この手に愛と真実を〜クールな検事の一途な想い〜【書籍化】

(さてと。これからどうしたもんか)

車で検察庁の庁舎に戻る道すがら、礼央はこれからのことを頭の中で整理する。
最初にこの件を訝しんだのは矢島だった。
いくつかの企業から「サーバーに外部から不正アクセスされた形跡がある」という相談を受けて、まずは矢島が調査を始めた。
そしてすぐに、なにかがおかしいと感じて上司に報告。
そこから地検特捜部に相談がきたのだった。

「送信ログが不自然に編集されていたり、内部ファイルが誰かに見られていたような痕跡があります。どれも非常に巧妙ながら、やたらと目立つのが気になって。なんと申しますか、わざとらしさがあります」

矢島の説明を聞きながら、礼央も顔をしかめた。

「つまり、煙幕だと?」
「ええ。本当の目的は別のところにある。それに被害企業が全てワンアクトテクノロジーズの周辺なのも気になります」

矢島の言葉に礼央も頷き、捜査を進める。
すると不可解な送金履歴が浮かび上がってきた。
サーバーへの侵入者が、会社の資産を暗号通貨ウォレットに不正に転送していた痕跡を発見。
しかも送金先のIPアドレスや通信ログから、マレーシア、ベトナム、フィリピンなど複数の中継サーバーを経由していたことも判明。
いよいよ国際的な犯罪の色が濃くなってきた。

「不正アクセス事件は、これを隠すためのおとり。おそらくワンアクト内部に協力者がいると思われます。社員かその家族、恋人の可能性も」

そう言って矢島はしばし思案する。

「本社のサーバーにアクセスして色々洗い出したいところではありますが、敵がどれほどの相手なのかわからないままでは感づかれるリスクが高い。リアルの表舞台で、本社の社員周辺に怪しい人物がいないか探ってみます」

意気揚々と語り、まずは社長秘書を通して社長の交友関係を探ろうとした結果がこれだった。
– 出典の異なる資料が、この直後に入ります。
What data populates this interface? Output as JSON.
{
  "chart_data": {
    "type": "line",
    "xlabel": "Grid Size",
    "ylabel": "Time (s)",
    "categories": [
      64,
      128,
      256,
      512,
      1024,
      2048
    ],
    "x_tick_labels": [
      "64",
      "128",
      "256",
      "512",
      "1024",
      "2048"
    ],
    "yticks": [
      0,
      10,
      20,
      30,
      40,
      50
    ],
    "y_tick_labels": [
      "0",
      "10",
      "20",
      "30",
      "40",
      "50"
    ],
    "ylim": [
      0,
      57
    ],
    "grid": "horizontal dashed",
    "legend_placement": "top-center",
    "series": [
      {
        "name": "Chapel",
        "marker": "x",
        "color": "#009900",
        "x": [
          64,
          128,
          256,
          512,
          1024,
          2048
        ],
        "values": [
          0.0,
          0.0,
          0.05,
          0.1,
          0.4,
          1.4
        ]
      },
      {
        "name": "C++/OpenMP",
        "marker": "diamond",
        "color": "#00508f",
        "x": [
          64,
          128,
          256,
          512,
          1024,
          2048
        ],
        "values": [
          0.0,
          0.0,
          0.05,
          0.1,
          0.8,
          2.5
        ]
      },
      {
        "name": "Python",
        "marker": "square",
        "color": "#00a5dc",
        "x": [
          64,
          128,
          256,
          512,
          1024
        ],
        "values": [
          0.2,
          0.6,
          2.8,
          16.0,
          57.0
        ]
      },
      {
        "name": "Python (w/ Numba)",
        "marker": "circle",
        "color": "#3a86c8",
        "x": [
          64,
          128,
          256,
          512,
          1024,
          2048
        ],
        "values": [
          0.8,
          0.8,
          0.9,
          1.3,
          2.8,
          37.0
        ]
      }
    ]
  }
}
(まったくあいつときたら。全国の刑事ドラマファンをがっかりさせることこの上ない。だいたい検事の俺が現場に出て、刑事のあいつが部屋にこもってデスクワークにいそしむなんて、普通逆だろう? しかもあの身体つきなら、柔道の腕前も期待できん。あっという間に俺に投げ飛ばされるのが目に見えている。時代は変わったな)

とにかく、これ以上矢島に任せていてはロクなことにならない。
ここからは自分が先導して捜査を進めなければ。
それには先ほど知り合った社長秘書の存在がカギになる。
本来は秘密裏に調べたかったが、彼女には思わぬ形で知られてしまった。
ならばいっそ、今後の捜査の要とさせてもらおう。

(かと言って、対応には充分気をつけなければ。彼女が犯罪に関与している可能性もある。警察、しかも地検特捜部が動いていると知って、なにかのアクションを起こすかもしれない。それにさっきの彼女の様子も気にかかる)

具体的にどこがとは説明できないが、礼央は凜香がなにかを考え込んでいたように見えて気になっていた。
そもそも本社の社長秘書が、関連会社の不正アクセスについてなにも知らないとは?
知らないフリをしただけなのだろうか。
社長も知らない? それとも、知っているが秘書には話していないだけか。

(あの秘書、地検特捜部が関わるほどのことか? という疑問は的を射ていたし、さすがは矢島の尾行に気づいただけの事はある。それに、なにか思い当たるふしがあるようにも感じられた。彼女も何かが引っかかっている?)

だが油断してはならない。
彼女の素性はまだ明らかではないのだから。

(クロだとしたら、このあとの組織とのやり取りを考えていたとか? でももしシロなら……。なにか心当たりがあるのかも)

いずれにせよ、今後の彼女の出方次第でこちらも慎重に動かなければと、礼央は気を引き締めた。